The first time it happened was in the early 1990s. I had been a daily newspaper writer in Missouri for about ten years, and I was toying with the idea of making a career change. I set up an interview at a school of traditional Chinese medicine in Santa Fe and, before I knew it, I was throwing my bags in the backseat of my VW and heading down the road to New Mexico.
As the miles passed behind me, I thought about how I needed a change in scenery, about how rewarding it would be to help people with a natural system of healing that dates back thousands of years.
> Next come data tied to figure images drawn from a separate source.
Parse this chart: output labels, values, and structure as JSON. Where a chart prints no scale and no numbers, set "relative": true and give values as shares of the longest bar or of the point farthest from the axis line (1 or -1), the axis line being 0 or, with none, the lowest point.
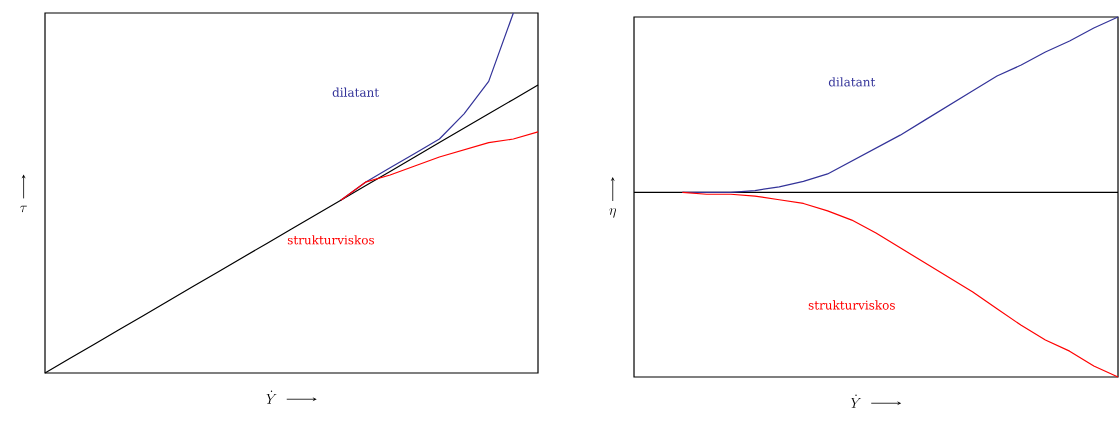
{
  "chart_data": [
    {
      "type": "line",
      "relative": true,
      "xlabel": "\\dot{Y}",
      "ylabel": "\\tau",
      "categories": [
        null,
        null,
        null,
        null,
        null,
        null,
        null,
        null,
        null,
        null,
        null,
        null,
        null,
        null,
        null,
        null,
        null,
        null,
        null,
        null,
        null
      ],
      "series": [
        {
          "color": "#000000",
          "values": [
            0,
            0.04,
            0.08,
            0.12,
            0.16,
            0.2,
            0.24,
            0.28,
            0.32,
            0.36,
            0.4,
            0.44,
            0.48,
            0.52,
            0.56,
            0.6,
            0.64,
            0.68,
            0.72,
            0.76,
            0.8
          ]
        },
        {
          "name": "dilatant",
          "color": "#333399",
          "values": [
            null,
            null,
            null,
            null,
            null,
            null,
            null,
            null,
            null,
            null,
            null,
            null,
            0.48,
            0.53,
            0.57,
            0.61,
            0.65,
            0.72,
            0.81,
            1.0,
            null
          ]
        },
        {
          "name": "strukturviskos",
          "color": "#ff0000",
          "values": [
            null,
            null,
            null,
            null,
            null,
            null,
            null,
            null,
            null,
            null,
            null,
            null,
            0.48,
            0.53,
            0.55,
            0.575,
            0.6,
            0.62,
            0.64,
            0.65,
            0.67
          ]
        }
      ]
    },
    {
      "type": "line",
      "relative": true,
      "xlabel": "\\dot{Y}",
      "ylabel": "\\eta",
      "categories": [
        null,
        null,
        null,
        null,
        null,
        null,
        null,
        null,
        null,
        null,
        null,
        null,
        null,
        null,
        null,
        null,
        null,
        null,
        null,
        null,
        null
      ],
      "series": [
        {
          "color": "#000000",
          "values": [
            0,
            0,
            0,
            0,
            0,
            0,
            0,
            0,
            0,
            0,
            0,
            0,
            0,
            0,
            0,
            0,
            0,
            0,
            0,
            0,
            0
          ]
        },
        {
          "name": "dilatant",
          "color": "#333399",
          "values": [
            null,
            null,
            0,
            0,
            0,
            0.01,
            0.03,
            0.06,
            0.1,
            0.17,
            0.24,
            0.31,
            0.39,
            0.47,
            0.55,
            0.63,
            0.69,
            0.76,
            0.82,
            0.89,
            0.95
          ]
        },
        {
          "name": "strukturviskos",
          "color": "#ff0000",
          "values": [
            null,
            null,
            0,
            -0.01,
            -0.01,
            -0.02,
            -0.04,
            -0.06,
            -0.1,
            -0.15,
            -0.22,
            -0.3,
            -0.38,
            -0.46,
            -0.54,
            -0.63,
            -0.72,
            -0.8,
            -0.86,
            -0.94,
            -1
          ]
        }
      ]
    }
  ]
}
The outskirts of Santa Fe were on the horizon, and suddenly the engine light went on, the temperature gauge suddenly pegged to hot, the car sputtered to a stop and I was sitting still on the shoulder of the freeway. I was shocked. The car was in good mechanical shape before I left home, and now, seemingly dead on the highway. Before I could decide what to do next, I heard a voice in my mind as clear as day: “When you cool down, the car will cool down.”
And at that moment, I realized that I had been totally unaware of my body and what it was telling me. Inwardly, I was freaking out about making such a dramatic change in my life. I was boiling over with anxiety. I didn’t really know if this trip was just me grabbing for something…anything…that represented change.
I took the voice’s statement as fact. I worked to calm my inner being. I told myself that no decisions were going to be made today, and that all I needed to do was relax, breathe, and know that everything was okay. And then the car started. The temperature gauge read normal and I was driving into Santa Fe as if nothing had happened. But it did.
Fast-forward to February 2011 when my wife and I were headed east on Interstate 94 from the Twin Cities to Madison to look for a home to rent. I had spent the past month searching on craigslist, but I was unsure if anything would pan out. And beyond that, I was anxious whether the move to Wisconsin was right for us, that my wife truly supported my need for change.
Then the engine light went on. Our hybrid Civic kept running, but we didn’t know if it would die at any moment. I was a bundle of nerves sitting next to my wife, as she drove the wintry highway. We had a blizzard the week before, and the whole trip seemed to be full of doubt.
And then I remembered Santa Fe. I tried to calm myself down. I told myself things would work out — and they did. One of my craigslist leads turned out to be the perfect choice, and the car ran normally all the way home. And all the way home I sat in gratitude to my body for helping me to awaken — and to my car, for communicating to me, in the only way it could.